Can the Minister indicate which provisions of these regulations, if any, are quantifiable? What is the anticipated impact on UK lawyers practising, or seeking to practise, in Switzerland, given that they will have a four-year period to register or, if not yet in Switzerland, to apply to transfer to Swiss professional status? UK law firms will be able to continue to serve existing Swiss clients for up to 90 days a year for five years after Brexit subject to written contracts being in place before exit day. What is the estimate of the number, and proportion of the existing number, that Her Majesty’s Government envisage will do so?
The Law Society points out that there is no provision to allow UK law firms to operate in Switzerland under their current structures. What, if any, estimate have the Government made of the impact of this position? The society suggests that some firms will have to amend their corporate structure and that a future trade agreement with Switzerland will have to be negotiated. What, if any, plans do the Government have to deal with this eventuality? What estimate have the Government made of the impact of the changes on the international standing of UK legal services and the contribution they make to the standing of our legal services and to our economy?
I am obliged to noble Lords. I think the answer to the question posed by the noble Lord, Lord Beecham, is that we are implementing an international treaty, and that is why these steps have been taken. However, to respond to the point made by the noble Lord, Lord Thomas of Gresford, no Swiss lawyers are registered with the Bar Standards Board. We understand that 10 are registered with the SRA, and that is where that figure comes from.
It is not necessary for Swiss lawyers coming into the United Kingdom to carry out temporary work to register and therefore it is not possible to monitor the number, because they are entitled to come in on a temporary basis to provide legal services. The period of four years reflects the fact that it is possible for a Swiss lawyer to transition into membership of the relevant professional body in the United Kingdom in under four years—I understand that at present it is three years—and therefore there is full allowance for that.

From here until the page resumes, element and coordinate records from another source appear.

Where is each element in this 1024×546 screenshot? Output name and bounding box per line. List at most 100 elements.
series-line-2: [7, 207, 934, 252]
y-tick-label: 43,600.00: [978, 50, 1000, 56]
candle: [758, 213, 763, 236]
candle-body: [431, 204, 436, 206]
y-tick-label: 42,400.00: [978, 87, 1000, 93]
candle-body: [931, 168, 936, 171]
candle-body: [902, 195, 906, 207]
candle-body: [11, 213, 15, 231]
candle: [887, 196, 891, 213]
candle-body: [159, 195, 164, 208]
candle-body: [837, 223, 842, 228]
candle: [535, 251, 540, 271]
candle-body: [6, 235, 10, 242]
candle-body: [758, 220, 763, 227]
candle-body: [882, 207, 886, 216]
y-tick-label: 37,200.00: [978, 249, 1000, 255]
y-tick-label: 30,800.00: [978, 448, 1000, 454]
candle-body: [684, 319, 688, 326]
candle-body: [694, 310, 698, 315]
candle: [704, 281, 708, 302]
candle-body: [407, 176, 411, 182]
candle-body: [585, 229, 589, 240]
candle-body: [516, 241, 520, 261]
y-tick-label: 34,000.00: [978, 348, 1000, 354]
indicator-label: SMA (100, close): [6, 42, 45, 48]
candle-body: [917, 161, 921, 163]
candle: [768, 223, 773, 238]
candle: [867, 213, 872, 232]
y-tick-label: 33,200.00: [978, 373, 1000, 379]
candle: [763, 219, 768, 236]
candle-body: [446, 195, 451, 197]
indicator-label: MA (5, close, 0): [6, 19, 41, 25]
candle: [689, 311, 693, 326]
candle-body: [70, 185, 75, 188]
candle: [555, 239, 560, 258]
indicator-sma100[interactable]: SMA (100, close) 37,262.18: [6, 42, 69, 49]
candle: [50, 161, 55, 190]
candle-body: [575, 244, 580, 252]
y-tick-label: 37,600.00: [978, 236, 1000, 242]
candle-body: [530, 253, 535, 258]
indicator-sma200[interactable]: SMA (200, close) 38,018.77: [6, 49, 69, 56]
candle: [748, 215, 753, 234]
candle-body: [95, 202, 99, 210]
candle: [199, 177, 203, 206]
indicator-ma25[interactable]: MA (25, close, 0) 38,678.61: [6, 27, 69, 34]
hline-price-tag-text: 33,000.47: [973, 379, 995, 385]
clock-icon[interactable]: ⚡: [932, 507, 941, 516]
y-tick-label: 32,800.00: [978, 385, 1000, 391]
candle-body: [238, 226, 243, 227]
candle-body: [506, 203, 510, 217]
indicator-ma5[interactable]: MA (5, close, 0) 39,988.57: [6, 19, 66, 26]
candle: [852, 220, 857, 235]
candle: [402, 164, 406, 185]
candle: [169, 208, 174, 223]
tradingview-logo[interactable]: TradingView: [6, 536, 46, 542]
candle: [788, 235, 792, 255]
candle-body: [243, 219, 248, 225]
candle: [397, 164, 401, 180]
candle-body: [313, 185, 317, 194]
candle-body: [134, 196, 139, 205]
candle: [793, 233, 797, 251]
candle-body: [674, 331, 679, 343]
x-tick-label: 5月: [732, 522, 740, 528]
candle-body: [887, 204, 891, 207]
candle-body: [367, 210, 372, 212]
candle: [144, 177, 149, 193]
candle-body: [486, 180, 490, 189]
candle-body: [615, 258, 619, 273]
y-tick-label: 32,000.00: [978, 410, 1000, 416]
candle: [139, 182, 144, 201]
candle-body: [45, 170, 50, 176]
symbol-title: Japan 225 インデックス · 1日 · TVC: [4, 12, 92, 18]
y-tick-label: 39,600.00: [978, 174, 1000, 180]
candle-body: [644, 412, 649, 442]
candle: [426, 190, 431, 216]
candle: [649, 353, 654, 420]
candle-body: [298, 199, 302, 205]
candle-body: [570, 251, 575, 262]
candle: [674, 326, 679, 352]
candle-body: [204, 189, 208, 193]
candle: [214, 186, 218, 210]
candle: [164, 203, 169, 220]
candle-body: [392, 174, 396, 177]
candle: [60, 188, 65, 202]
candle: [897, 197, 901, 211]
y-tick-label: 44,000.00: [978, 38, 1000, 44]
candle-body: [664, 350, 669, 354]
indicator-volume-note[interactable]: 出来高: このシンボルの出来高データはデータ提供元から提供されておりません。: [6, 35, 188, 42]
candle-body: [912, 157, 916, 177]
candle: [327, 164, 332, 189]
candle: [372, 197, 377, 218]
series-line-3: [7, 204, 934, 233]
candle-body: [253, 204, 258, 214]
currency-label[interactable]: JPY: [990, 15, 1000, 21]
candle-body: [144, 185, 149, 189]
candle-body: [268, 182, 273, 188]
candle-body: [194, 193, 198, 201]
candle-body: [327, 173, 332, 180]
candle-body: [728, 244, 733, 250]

With regard to English lawyers practising in Switzerland, at the last count, which I think goes up to 2015-16, in the region of 236 lawyers practising in Switzerland full-time were English-qualified.
With regard to the future corporate structure of English firms operating in Switzerland, I would not venture a view as to what the precise structure would be in the future. However, from engagement with the major legal firms in England and Wales over the last year or so, it is quite clear that they have made provision in anticipation of our leaving the EU, with the consequent effect that that will have on the EU-Swiss agreements on which we rely. We can therefore be reasonably confident that their structures will be compliant with the requirements of Swiss law.
On the question of the international standing of our legal profession, we see no reason to doubt that it will be maintained after Brexit, nor any reason why the terms of the UK/Switzerland citizens’ rights agreement as implemented by this SI should in any way derogate or detract from the standing of our legal profession in England and Wales, and indeed in the UK as a whole.
In these circumstances, we consider that this is a relatively technical amendment to the existing provision that is being made in anticipation of our departing from the EU without a deal. Of course, in the event that the deal is implemented and we go into a transition period, the application of this instrument will be deferred until the end of that period. We will then determine at that time whether in fact we have in place the relevant free trade agreements with both the EU and Switzerland.
Before the Minister sits down, obviously I was throwing questions at him that he may not have been able to answer, so will he perhaps cover those that have not been answered in a letter to me in due course?
I will consult Hansard. If it appears that there is a question that the noble Lord posed that is relevant to this instrument then I will respond.